Tim detikcom - detikNews
Minggu, 31 Mei 2020 13:05 WIB
Kepala BP2MI melakukan video call dengan PMI terlantar di Bandara Abu Dhabi.
Kepala BP2MI Benny Rhamdani melakukan video call dengan PMI yang telantar di Bandara Abu Dhabi. (Screenshot video)

Dia dan teman-teman lainnya akhirnya memutuskan untuk menunggu hingga jadwal keberangkatan tiba. Namun, satu jam sebelum terbang, yang seharusnya sudah melakukan boarding, tapi tak kunjung mendapat kejelasan terkait jadwal penerbangannya.

"Tapi karena rasa ingin tahunya lebih, satu jam sebelum terbang itu harusnya on boarding ya kita udah nelepon lagi ke CS, dan mereka bilang tiba-tiba cancel, mereka nggak ngasih tahu kita, nggak punya inisiatif nelepon nggak ngasih tahu," katanya.

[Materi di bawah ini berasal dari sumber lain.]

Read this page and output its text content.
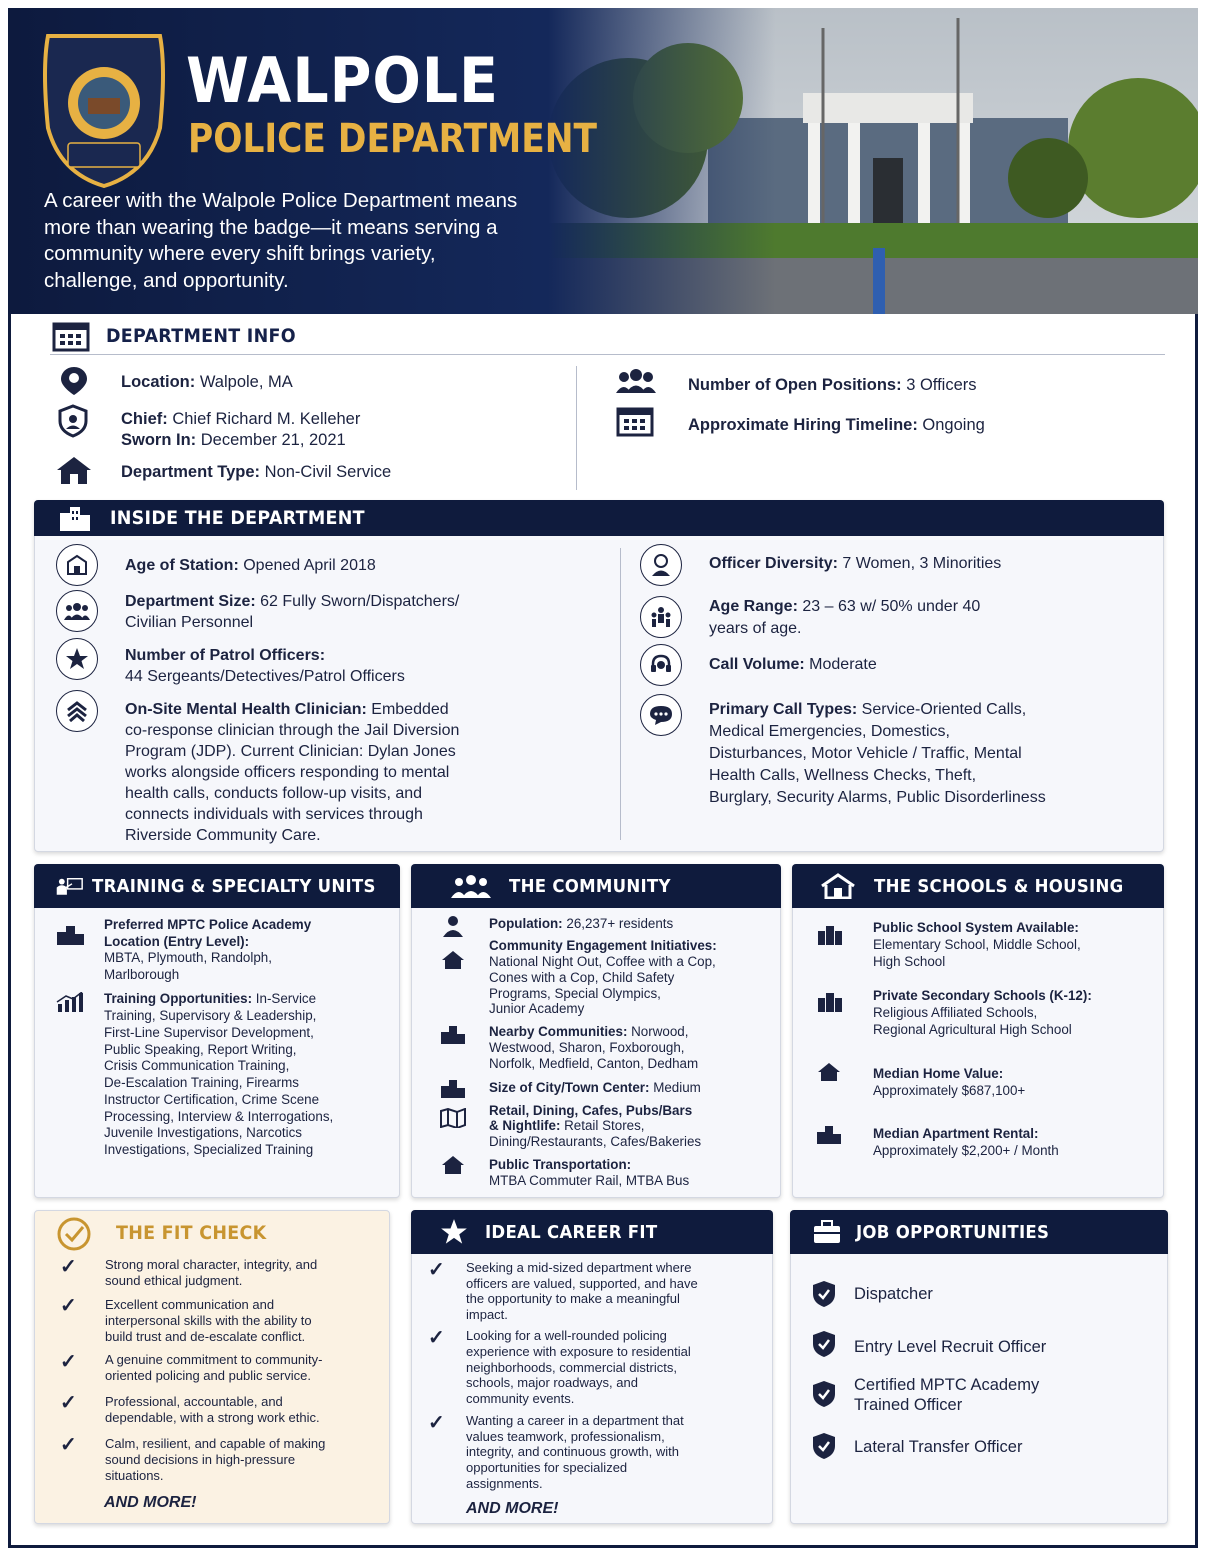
WALPOLE
POLICE DEPARTMENT
A career with the Walpole Police Department means more than wearing the badge—it means serving a community where every shift brings variety, challenge, and opportunity.
DEPARTMENT INFO
Location: Walpole, MA
Chief: Chief Richard M. Kelleher
Sworn In: December 21, 2021
Department Type: Non-Civil Service
Number of Open Positions: 3 Officers
Approximate Hiring Timeline: Ongoing
INSIDE THE DEPARTMENT
Age of Station: Opened April 2018
Department Size: 62 Fully Sworn/Dispatchers/
Civilian Personnel
Number of Patrol Officers:
44 Sergeants/Detectives/Patrol Officers
On-Site Mental Health Clinician: Embedded
co-response clinician through the Jail Diversion
Program (JDP). Current Clinician: Dylan Jones
works alongside officers responding to mental
health calls, conducts follow-up visits, and
connects individuals with services through
Riverside Community Care.
Officer Diversity: 7 Women, 3 Minorities
Age Range: 23 – 63 w/ 50% under 40
years of age.
Call Volume: Moderate
Primary Call Types: Service-Oriented Calls,
Medical Emergencies, Domestics,
Disturbances, Motor Vehicle / Traffic, Mental
Health Calls, Wellness Checks, Theft,
Burglary, Security Alarms, Public Disorderliness
TRAINING & SPECIALTY UNITS
Preferred MPTC Police Academy
Location (Entry Level):
MBTA, Plymouth, Randolph,
Marlborough
Training Opportunities: In-Service
Training, Supervisory & Leadership,
First-Line Supervisor Development,
Public Speaking, Report Writing,
Crisis Communication Training,
De-Escalation Training, Firearms
Instructor Certification, Crime Scene
Processing, Interview & Interrogations,
Juvenile Investigations, Narcotics
Investigations, Specialized Training
THE COMMUNITY
Population: 26,237+ residents
Community Engagement Initiatives:
National Night Out, Coffee with a Cop,
Cones with a Cop, Child Safety
Programs, Special Olympics,
Junior Academy
Nearby Communities: Norwood,
Westwood, Sharon, Foxborough,
Norfolk, Medfield, Canton, Dedham
Size of City/Town Center: Medium
Retail, Dining, Cafes, Pubs/Bars
& Nightlife: Retail Stores,
Dining/Restaurants, Cafes/Bakeries
Public Transportation:
MTBA Commuter Rail, MTBA Bus
THE SCHOOLS & HOUSING
Public School System Available:
Elementary School, Middle School,
High School
Private Secondary Schools (K-12):
Religious Affiliated Schools,
Regional Agricultural High School
Median Home Value:
Approximately $687,100+
Median Apartment Rental:
Approximately $2,200+ / Month
THE FIT CHECK
✓ Strong moral character, integrity, and
sound ethical judgment.
✓ Excellent communication and
interpersonal skills with the ability to
build trust and de-escalate conflict.
✓ A genuine commitment to community-
oriented policing and public service.
✓ Professional, accountable, and
dependable, with a strong work ethic.
✓ Calm, resilient, and capable of making
sound decisions in high-pressure
situations.
AND MORE!
IDEAL CAREER FIT
✓ Seeking a mid-sized department where
officers are valued, supported, and have
the opportunity to make a meaningful
impact.
✓ Looking for a well-rounded policing
experience with exposure to residential
neighborhoods, commercial districts,
schools, major roadways, and
community events.
✓ Wanting a career in a department that
values teamwork, professionalism,
integrity, and continuous growth, with
opportunities for specialized
assignments.
AND MORE!
JOB OPPORTUNITIES
Dispatcher
Entry Level Recruit Officer
Certified MPTC Academy
Trained Officer
Lateral Transfer Officer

Dia menyebut dengan kondisi saat ini masih pandemi Corona para rombongan merasa ketakutan karena mereka telantar di Bandara. Sama seperti di Indonesia, Abu Dhabi yang sedang menerapkan social distancing melarang aktivitas berkumpul-kumpul dalam jumlah banyak.

"Kata temen-temen kan tadinya kita ngumpul di arrival, kita sampe dimarahin polisi katanya 'nggak boleh ngumpul-ngumpul kan memang social distancing, sampe kalau emang nggak bisa dibilangin mau dimasukin penjara gitu ada yang bilang seperti itu. Makannya kita takut juga di sini, situasi kayak gini," pungkasnya.

Mendengar cerita itu, Benny akan menindaklanjuti laporan kejadian tersebut dan siap memfasilitasi para PMI dengan mencarikan tempat penampungan sementara. detikcom sudah menghubungi pihak maskapai Garuda Indonesia terkait berita ini, namun Garuda belum memberikan respons.